Summary
concluding that security guard for a construction company who sued the owner of the site under § 241 did not fall within the class of persons protected by New York Labor Law
Summary of this case from Robinson v. Gov't of Malay.Opinion
August 26, 1996
In an action to recover damages for personal injuries, the third-party defendant, Blakel Construction Corporation, appeals from an order of the Supreme Court, Kings County (Kramer, J.), dated October 26, 1995, which, (a) denied its motion for partial summary judgment dismissing the plaintiff's causes of action based upon alleged violations of Labor Law §§ 240, 241 (6), and § 241-a, and (b) granted the plaintiff's cross motion to amend his bill of particulars to allege specific violations of Industrial Code rule 23 ( 12 NYCRR 23-1.4 [b] [39]).
Ordered that the order is reversed, on the law, with costs, the third-party defendant's motion to dismiss the plaintiff's causes of action based on Labor Law §§ 240, 241 (6), and § 241-a is granted, and the plaintiff's cross motion to amend his bill of particulars to allege specific violations of the Industrial Code is denied as academic.
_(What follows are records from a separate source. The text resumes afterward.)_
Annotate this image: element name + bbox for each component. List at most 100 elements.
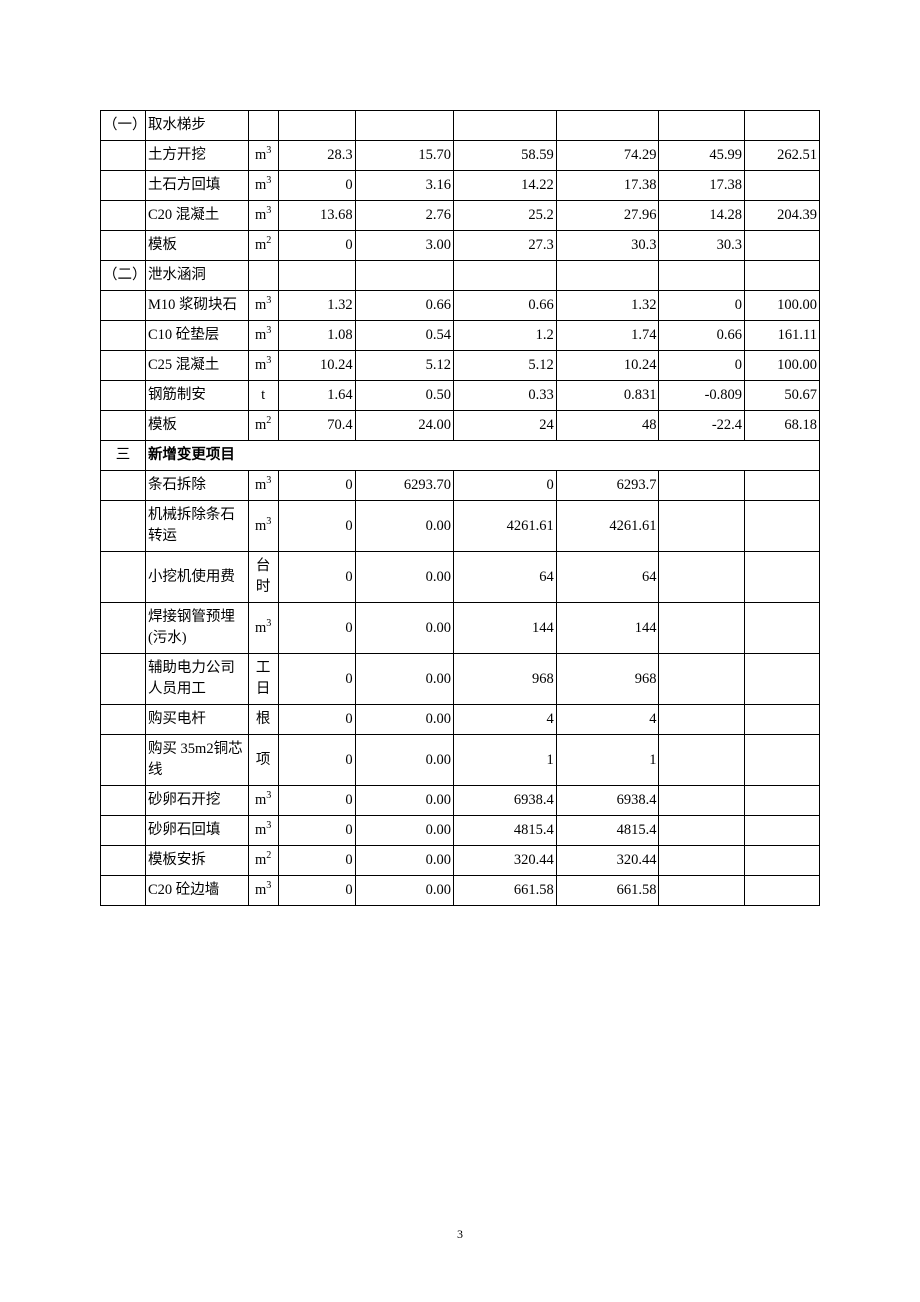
value-col-5 — [659, 786, 745, 816]
value-col-5 — [659, 111, 745, 141]
item-name: 条石拆除 — [145, 471, 248, 501]
value-col-6: 204.39 — [745, 201, 820, 231]
row-index — [101, 654, 146, 705]
value-col-2: 5.12 — [355, 351, 453, 381]
table-row: 焊接钢管预埋(污水)m300.00144144 — [101, 603, 820, 654]
table-row: M10 浆砌块石m31.320.660.661.320100.00 — [101, 291, 820, 321]
table-row: C25 混凝土m310.245.125.1210.240100.00 — [101, 351, 820, 381]
value-col-1: 1.64 — [278, 381, 355, 411]
unit-cell — [248, 261, 278, 291]
item-name: C20 混凝土 — [145, 201, 248, 231]
item-name: 钢筋制安 — [145, 381, 248, 411]
table-row: 钢筋制安t1.640.500.330.831-0.80950.67 — [101, 381, 820, 411]
value-col-2: 15.70 — [355, 141, 453, 171]
item-name: C20 砼边墙 — [145, 876, 248, 906]
value-col-3: 64 — [454, 552, 557, 603]
value-col-2: 3.00 — [355, 231, 453, 261]
value-col-2: 0.66 — [355, 291, 453, 321]
item-name: C25 混凝土 — [145, 351, 248, 381]
value-col-2 — [355, 261, 453, 291]
item-name: 模板安拆 — [145, 846, 248, 876]
unit-cell: m3 — [248, 201, 278, 231]
value-col-4: 144 — [556, 603, 659, 654]
value-col-1: 0 — [278, 231, 355, 261]
row-index — [101, 141, 146, 171]
table-row: 条石拆除m306293.7006293.7 — [101, 471, 820, 501]
value-col-3: 58.59 — [454, 141, 557, 171]
value-col-6 — [745, 846, 820, 876]
value-col-3: 6938.4 — [454, 786, 557, 816]
value-col-5 — [659, 471, 745, 501]
item-name: 焊接钢管预埋(污水) — [145, 603, 248, 654]
value-col-2: 0.00 — [355, 876, 453, 906]
value-col-4: 1.74 — [556, 321, 659, 351]
value-col-5 — [659, 603, 745, 654]
value-col-1 — [278, 261, 355, 291]
page-number: 3 — [0, 1227, 920, 1242]
row-index — [101, 351, 146, 381]
unit-cell: t — [248, 381, 278, 411]
unit-cell: m2 — [248, 411, 278, 441]
value-col-3: 1.2 — [454, 321, 557, 351]
item-name: 模板 — [145, 411, 248, 441]
unit-cell — [248, 111, 278, 141]
row-index: （二） — [101, 261, 146, 291]
value-col-4: 74.29 — [556, 141, 659, 171]
value-col-6: 50.67 — [745, 381, 820, 411]
value-col-3: 0.66 — [454, 291, 557, 321]
value-col-6: 68.18 — [745, 411, 820, 441]
value-col-6: 161.11 — [745, 321, 820, 351]
value-col-5 — [659, 261, 745, 291]
unit-cell: 台时 — [248, 552, 278, 603]
table-row: （一）取水梯步 — [101, 111, 820, 141]
table-row: 小挖机使用费台时00.006464 — [101, 552, 820, 603]
value-col-4: 968 — [556, 654, 659, 705]
item-name: 取水梯步 — [145, 111, 248, 141]
value-col-5: 0 — [659, 291, 745, 321]
value-col-5 — [659, 735, 745, 786]
value-col-3: 24 — [454, 411, 557, 441]
value-col-3: 5.12 — [454, 351, 557, 381]
item-name: 模板 — [145, 231, 248, 261]
value-col-6 — [745, 231, 820, 261]
value-col-5: 14.28 — [659, 201, 745, 231]
value-col-4: 6293.7 — [556, 471, 659, 501]
row-index — [101, 381, 146, 411]
item-name: 泄水涵洞 — [145, 261, 248, 291]
row-index — [101, 411, 146, 441]
value-col-6 — [745, 735, 820, 786]
table-row: 模板m203.0027.330.330.3 — [101, 231, 820, 261]
unit-cell: m3 — [248, 291, 278, 321]
table-row: C20 混凝土m313.682.7625.227.9614.28204.39 — [101, 201, 820, 231]
row-index — [101, 471, 146, 501]
unit-cell: m3 — [248, 171, 278, 201]
section-index: 三 — [101, 441, 146, 471]
quantities-table: （一）取水梯步土方开挖m328.315.7058.5974.2945.99262… — [100, 110, 820, 906]
value-col-2: 2.76 — [355, 201, 453, 231]
value-col-4: 4261.61 — [556, 501, 659, 552]
value-col-6 — [745, 786, 820, 816]
value-col-2: 0.00 — [355, 705, 453, 735]
value-col-6 — [745, 471, 820, 501]
value-col-1: 10.24 — [278, 351, 355, 381]
value-col-5: 0.66 — [659, 321, 745, 351]
row-index — [101, 735, 146, 786]
value-col-3 — [454, 261, 557, 291]
table-row: 土石方回填m303.1614.2217.3817.38 — [101, 171, 820, 201]
value-col-3: 1 — [454, 735, 557, 786]
unit-cell: 项 — [248, 735, 278, 786]
row-index — [101, 816, 146, 846]
table-row: （二）泄水涵洞 — [101, 261, 820, 291]
value-col-1: 1.32 — [278, 291, 355, 321]
unit-cell: m3 — [248, 603, 278, 654]
unit-cell: m2 — [248, 231, 278, 261]
row-index — [101, 201, 146, 231]
value-col-6 — [745, 111, 820, 141]
value-col-4: 1 — [556, 735, 659, 786]
row-index — [101, 705, 146, 735]
value-col-6: 100.00 — [745, 291, 820, 321]
value-col-2 — [355, 111, 453, 141]
value-col-6 — [745, 654, 820, 705]
value-col-5: 45.99 — [659, 141, 745, 171]
item-name: 小挖机使用费 — [145, 552, 248, 603]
The plaintiff, a night watchman/security guard employed by the third-party defendant, Blakel Construction Corporation (hereinafter Blakel), was allegedly injured when a ladder which he was climbing tipped, causing him to fall from the third floor to the basement of a building owned by the defendant St. Marks Housing Associates, L.P. (hereinafter St. Marks), and being renovated by Blakel, the general contractor on the project. In order to be entitled to the protection of Labor Law § 241 (6), the plaintiff had to establish, inter alia, that he was "permitted or suffered to work on a building or structure" (Mordkofsky v V.C.V. Dev. Corp., 76 N.Y.2d 573, 576; see also, Jock v Fien, 80 N.Y.2d 965; Gibson v Worthington Div., 78 N.Y.2d 1108; Brown v Christopher St. Owners Corp., 211 A.D.2d 441; Meehan v Mobil Oil Corp., 184 A.D.2d 1021). By the same token, in order to be entitled to the protection of Labor Law § 240 (1), the plaintiff had to show that he was performing work necessary and incidental to the erection or repair of a building or structure (see, e.g., Lombardi v Stout, 80 N.Y.2d 290; Rocovich v Consolidated Edison Co., 78 N.Y.2d 509; Martin v Back O'Beyond, 198 A.D.2d 479; Mosher v St. Joseph's Villa, 184 A.D.2d 1000). The plaintiff herein has failed to make such a showing, and his complaint, to the extent it is premised on Labor Law § 240 (1) and § 241 (6) should have been dismissed. Furthermore, Labor Law § 241-a is designed to protect one who is actually engaged in working on a building or structure, and the plaintiff has not established that he was so engaged. Bracken, J.P., Krausman, Goldstein and Luciano, JJ., concur.